Bewitched may be considered the first television series in which an actual superheroine is depicted (while, at the same time, being also the first show when such a character surrenders unconditionally). But this is also a series in which a statement is made concerning the role a woman was needed/was forced to assume when becoming a wife.

And this surrender doesn’t concern just the social aspect of being a spouse. Darrin felt threatened in his position as the head of the family even when they were all alone in the house. Thus, she became entrapped completely, since she had to renounce everything that could have helped her if she was alone. In other words, Darrin was trying to make himself indispensable.

As said in the show, a woman’s job was exactly this one: I mean you’re going to have to learn to be a suburban housewife.  [. . .]  You’ll have to learn to cook, and keep house, and go to my mother’s house for dinner every Friday night.

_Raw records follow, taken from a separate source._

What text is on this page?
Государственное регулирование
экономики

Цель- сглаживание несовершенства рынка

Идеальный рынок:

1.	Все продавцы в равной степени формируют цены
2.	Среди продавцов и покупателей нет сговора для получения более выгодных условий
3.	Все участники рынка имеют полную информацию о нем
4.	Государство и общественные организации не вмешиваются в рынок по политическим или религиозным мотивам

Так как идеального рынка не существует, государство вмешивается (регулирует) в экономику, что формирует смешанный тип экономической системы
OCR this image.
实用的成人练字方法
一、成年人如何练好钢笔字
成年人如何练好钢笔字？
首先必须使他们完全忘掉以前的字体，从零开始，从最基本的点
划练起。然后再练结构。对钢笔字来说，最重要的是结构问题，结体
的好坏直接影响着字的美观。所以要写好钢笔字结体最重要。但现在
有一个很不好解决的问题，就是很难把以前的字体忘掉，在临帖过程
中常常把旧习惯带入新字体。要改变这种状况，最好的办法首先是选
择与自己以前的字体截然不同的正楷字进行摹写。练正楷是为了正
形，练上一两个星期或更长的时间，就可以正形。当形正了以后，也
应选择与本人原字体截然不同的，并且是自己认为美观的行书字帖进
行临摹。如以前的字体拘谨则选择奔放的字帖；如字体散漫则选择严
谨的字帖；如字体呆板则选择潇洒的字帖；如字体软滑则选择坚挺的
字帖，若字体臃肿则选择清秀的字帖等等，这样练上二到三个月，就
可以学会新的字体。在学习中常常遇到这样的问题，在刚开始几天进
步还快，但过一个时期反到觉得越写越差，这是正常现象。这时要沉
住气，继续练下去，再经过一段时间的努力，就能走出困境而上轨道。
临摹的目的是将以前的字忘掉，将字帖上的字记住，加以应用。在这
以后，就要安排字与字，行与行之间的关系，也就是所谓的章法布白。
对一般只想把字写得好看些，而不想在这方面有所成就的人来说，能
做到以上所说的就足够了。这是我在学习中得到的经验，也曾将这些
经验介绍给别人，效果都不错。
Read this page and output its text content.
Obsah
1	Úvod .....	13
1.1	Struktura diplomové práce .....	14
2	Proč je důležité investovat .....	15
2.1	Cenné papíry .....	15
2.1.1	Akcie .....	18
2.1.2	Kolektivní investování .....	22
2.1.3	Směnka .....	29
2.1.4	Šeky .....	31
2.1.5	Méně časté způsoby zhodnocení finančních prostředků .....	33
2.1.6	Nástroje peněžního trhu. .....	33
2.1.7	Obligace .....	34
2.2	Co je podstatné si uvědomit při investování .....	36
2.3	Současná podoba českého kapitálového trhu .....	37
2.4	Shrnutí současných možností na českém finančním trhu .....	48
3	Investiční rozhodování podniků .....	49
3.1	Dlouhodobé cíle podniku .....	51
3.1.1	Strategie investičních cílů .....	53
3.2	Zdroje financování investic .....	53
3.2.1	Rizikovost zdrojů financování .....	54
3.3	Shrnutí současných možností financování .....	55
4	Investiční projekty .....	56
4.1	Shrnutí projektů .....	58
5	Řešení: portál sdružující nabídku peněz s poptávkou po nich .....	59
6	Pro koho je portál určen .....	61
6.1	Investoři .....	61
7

I believe that this was the underlying statement made by the show: Bewitched was trying to speak out about a woman’s rights (or lack of them) as an equal of the man.

So why did Samantha enter a marriage with Darrin and remained with him until the end?

As said, she was very intelligent. And, as an intelligent person (I am using this word in order to transcend the barriers set by the genres) she decided that she wanted to live with a human, even if that meant clipping her own wings.

But then again, like with plenty of other shows, the comedy is born from these types of situations. It is all about the satire. It is all about saying that when you try to impose your supposed superiority on another human being you will end up looking like a fool (and, who knows, maybe you will too be switched, just like Darrin was).